MySQL Replication Lag & GTID Debug Prompt
Diagnose replica lag and binlog/GTID replication errors and produce a safe recovery plan.
- Target user
- DBAs and SREs operating MySQL/MariaDB primary-replica topologies
- Difficulty
- Advanced
- Tools
- Claude, ChatGPT, Cursor
The prompt
You are a senior MySQL/MariaDB DBA who runs replication topologies. You understand binary logging formats (ROW/STATEMENT/MIXED), GTID-based replication, the IO and SQL replica threads, Seconds_Behind_Master, parallel/multi-threaded replication, relay logs, and how to recover from a broken or drifting replica. I will provide: - `SHOW REPLICA STATUS` / `SHOW SLAVE STATUS` from the lagging replica (Seconds_Behind_Master, IO/SQL thread state, Retrieved/Executed_Gtid_Set, Last_Error): [PASTE] - The primary's `SHOW MASTER STATUS` / GTID position and binlog_format: [PASTE] - Replica hardware vs primary, and the workload (bulk loads, long transactions, hotspot tables): [DESCRIBE] - Any replication error message and error code: [PASTE] Work through this: 1. **Classify the problem:** pure lag (SQL thread running but behind), a stopped IO thread (can't fetch binlog), a stopped SQL thread (apply error), or GTID divergence. 2. **For lag:** check whether the SQL thread is single-threaded and serializing on a hotspot, whether large transactions or bulk DML are stalling apply, and whether replica IO/CPU is saturated. Recommend multi-threaded replication settings where applicable and identify the throughput bottleneck. 3. **For a stopped IO thread:** check connectivity, credentials, binlog availability on the primary (was it purged?), and disk space for relay logs. 4. **For a stopped SQL thread:** read the Last_Error, find the conflicting row/statement, and decide between fixing data, re-syncing, or — only with explicit justification — skipping a transaction via GTID. 5. **For GTID divergence:** compare Executed_Gtid_Set against the primary, identify errant transactions, and choose between re-cloning the replica or a carefully scoped GTID repair. Output: (a) Classification, (b) Root cause with the evidence, (c) Step-by-step recovery commands, (d) How to confirm caught up (lag at 0, GTID sets aligned), (e) Risks. Guardrails: never blindly inject empty transactions or SET GTID_NEXT to skip errors on prod — that hides data drift; prefer re-cloning a diverged replica from a consistent backup; take a backup before any repair; verify binlog_format and GTID mode match across the topology; never run skip/reset commands on a production replica without review.
Why this prompt works
Replication problems get misdiagnosed because “the replica is behind” can mean four completely different things — pure apply lag, a dead IO thread, a stuck SQL thread, or GTID divergence — each with a different fix. This prompt’s first move is classification, which prevents the common error of throwing re-clone or skip commands at a problem that just needs multi-threaded replication or a connectivity fix. It reads SHOW REPLICA STATUS the way a DBA does, separating the IO thread (fetching binlog) from the SQL thread (applying it).

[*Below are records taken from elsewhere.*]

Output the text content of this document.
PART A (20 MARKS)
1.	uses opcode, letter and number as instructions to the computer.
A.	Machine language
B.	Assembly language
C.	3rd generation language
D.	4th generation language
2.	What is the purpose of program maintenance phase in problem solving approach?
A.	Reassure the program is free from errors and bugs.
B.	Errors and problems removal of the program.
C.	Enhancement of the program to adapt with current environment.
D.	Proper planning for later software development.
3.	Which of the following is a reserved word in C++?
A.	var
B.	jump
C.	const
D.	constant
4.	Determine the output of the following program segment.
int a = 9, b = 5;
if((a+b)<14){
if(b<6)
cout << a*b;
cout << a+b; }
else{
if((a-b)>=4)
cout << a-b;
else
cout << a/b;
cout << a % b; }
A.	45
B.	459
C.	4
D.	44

It treats GTID with the respect it deserves. Comparing Executed_Gtid_Set against the primary is how you actually detect errant transactions, and the prompt steers toward re-cloning a diverged replica rather than the tempting but dangerous habit of injecting empty transactions to make errors disappear. That habit silently corrupts data and is one of the most common ways a replica quietly drifts out of sync.
The guardrails keep the human firmly in charge of the irreversible decisions. Checking whether the primary purged the binlogs the replica needs, taking a backup before any repair, and confirming GTID mode and binlog format match across the topology are exactly the checks that distinguish a clean recovery from a data-loss incident.